Tuesday’s edition of the Newark (OH) Advocate contains a guest column from State Senator Jay Hottinger touting an Ohio bill to establish an “option of covenant marriage. This is a voluntary designation that commits the couple to going through counseling and longer waiting periods before a divorce is granted.”
I’m in agreement with the Senator that the high divorce rate (55% of marriages in 2003) is quite the concern, but I’m not sure his solution will actually fix the problem.

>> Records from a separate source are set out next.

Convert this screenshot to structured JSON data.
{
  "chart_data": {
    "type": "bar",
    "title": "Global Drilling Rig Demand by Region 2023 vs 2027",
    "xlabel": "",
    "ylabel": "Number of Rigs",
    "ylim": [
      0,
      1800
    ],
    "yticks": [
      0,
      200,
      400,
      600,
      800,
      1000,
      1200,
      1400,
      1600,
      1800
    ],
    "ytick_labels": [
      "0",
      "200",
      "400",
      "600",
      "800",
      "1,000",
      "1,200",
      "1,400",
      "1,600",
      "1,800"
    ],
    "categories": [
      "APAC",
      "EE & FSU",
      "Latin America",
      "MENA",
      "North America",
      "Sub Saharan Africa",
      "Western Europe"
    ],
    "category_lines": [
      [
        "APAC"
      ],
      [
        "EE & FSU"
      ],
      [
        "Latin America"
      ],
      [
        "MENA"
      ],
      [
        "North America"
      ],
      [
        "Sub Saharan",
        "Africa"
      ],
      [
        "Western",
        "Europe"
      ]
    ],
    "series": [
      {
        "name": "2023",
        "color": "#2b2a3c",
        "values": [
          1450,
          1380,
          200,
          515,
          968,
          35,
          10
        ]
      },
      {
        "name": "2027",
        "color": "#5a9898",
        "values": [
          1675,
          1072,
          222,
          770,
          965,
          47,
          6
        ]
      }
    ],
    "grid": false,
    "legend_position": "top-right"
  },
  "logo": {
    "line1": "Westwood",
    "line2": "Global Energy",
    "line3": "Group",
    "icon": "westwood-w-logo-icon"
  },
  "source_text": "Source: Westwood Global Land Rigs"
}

If there is all-stick-and-no-carrot to this moniker, that it mandates cooling-off periods and counseling, why would anyone voluntarily sign up?
If there is a “covenant” marriage, doesn’t that imply that non-volunteers are not “covenantal”? What does this “covenant” mean, anyway? Does it mean that a marriage has been blessed by God? If so, why should it be more difficult for religious people to get a divorce than for atheists?
No-fault divorce, within a covenant or not, makes a mockery of one of our most basic systems of societal order. Today people can get married and divorced faster (and this is from a kids’ magazine?) than you can say J-Lo and Chris Judd, or Britney Spears and Jason Allen Alexander. When marriage becomes nothing more than rearranging assets or legalized shacking-up, the participants disregard natural order themselves, and we suffer from the actions of their undersupervised children. The parents are role models (sorry Charles Barkley); they just choose to be good ones or bad ones.
If we want to make divorce harder, make it harder for everyone, not just for those who used clergy instead of a Justice of the Peace. An elimination of no-fault divorce is superior to the creation of two types of marriage.